Jessica, since I’ve joined CDH, I have taken beaucoup de photos while dressed, most showing my unobscured face, all with the intention of posting them to my Profile’s “Private Photos” repository but have never had the courage. Arguments made by Aoife and Laura notwithstanding, I would surely die of humiliation if anyone who knows, or knew me, saw them – even if they were CDs themselves! I have yet to look at a self-taken photo of myself and see someone other than me – unmistakably me. I would need a Hollywood-level makeover to render me unrecognizable en femme.
And then, too, I have seen the photos of so many other CDH members, especially those I’ve friended, and I know I can’t come up to their level of accomplishment.
But maybe one day, like Amy Myers, I may say, “Oh, what the hey, maybe I will as well.”
Presumably the images only came up because you entered specific search terms, though - probably including cross dressers?
Again, to find the content in Google, that's what you would have to be positively searching for!
Love Laura
Well I kind of was...yes.
I'll admit that I tried another site before this one. My account there kept getting removed by the staff after a single day. After the third time, I sent them an email explaining the scenario and kindly asked if they could explain why my account kept getting removed. Months later, no reply so screw 'em. This site probably has the better community anyway.

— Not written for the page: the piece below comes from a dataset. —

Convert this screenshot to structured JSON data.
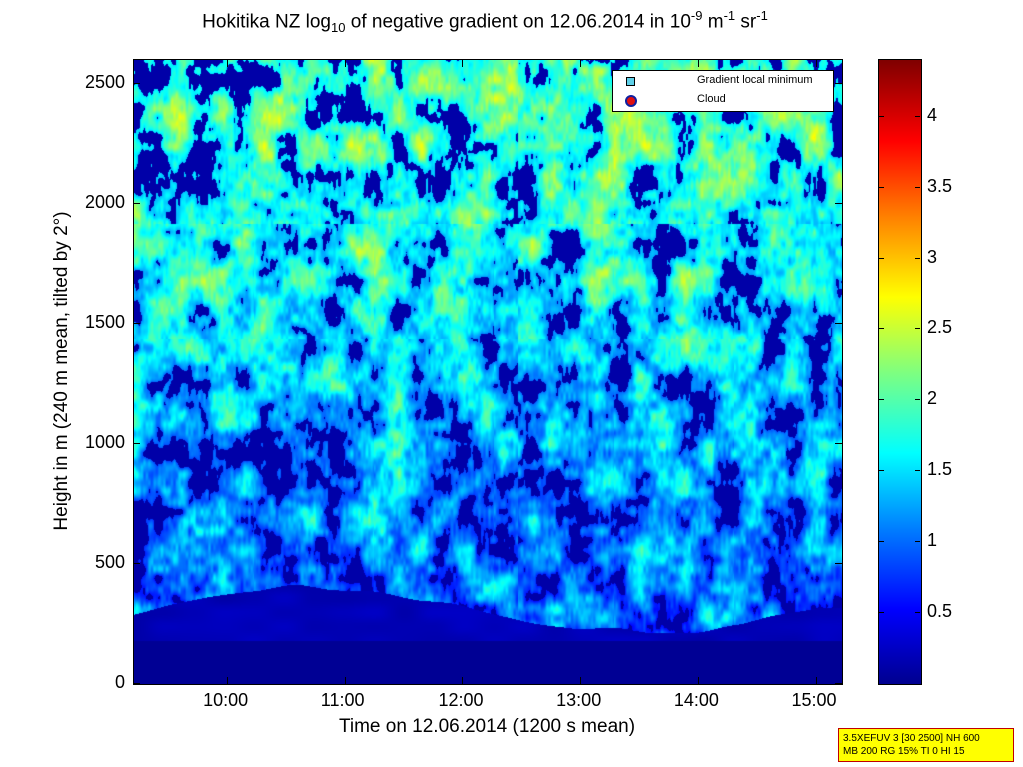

When I was in the closet I didn't post face pictures anywhere that people could see them (my Flickr pictures were set to Private, so they were only visible to me). After I came out to my wife, I was happy to post online in forums or sites like this. I reasoned that if anyone saw the pictures it was because they were specifically looking for things like that, so any negative developments off the back of it would be just as likely to impact the picture-finder than it would me.
Now? I don't worry. I've been recognised in the street as a guy by people who've only previously seen me in femme mode, so there's nothing left to hide really.
I have only two features that make me a woman, my face (always been a pretty boy) and my legs. As I am thickening round the middle finding a pic where I don't look like a female hippo is getting harder.
Should I try photo shopping and look like a 7 foot tall amazon warrior or concentrate on headshots?
Damn it, I'll buy bigger dresses, be fat and fabulous and show my face in defiance!!
Sally xx
You make my day Roxanne, several times a day. xx Sally.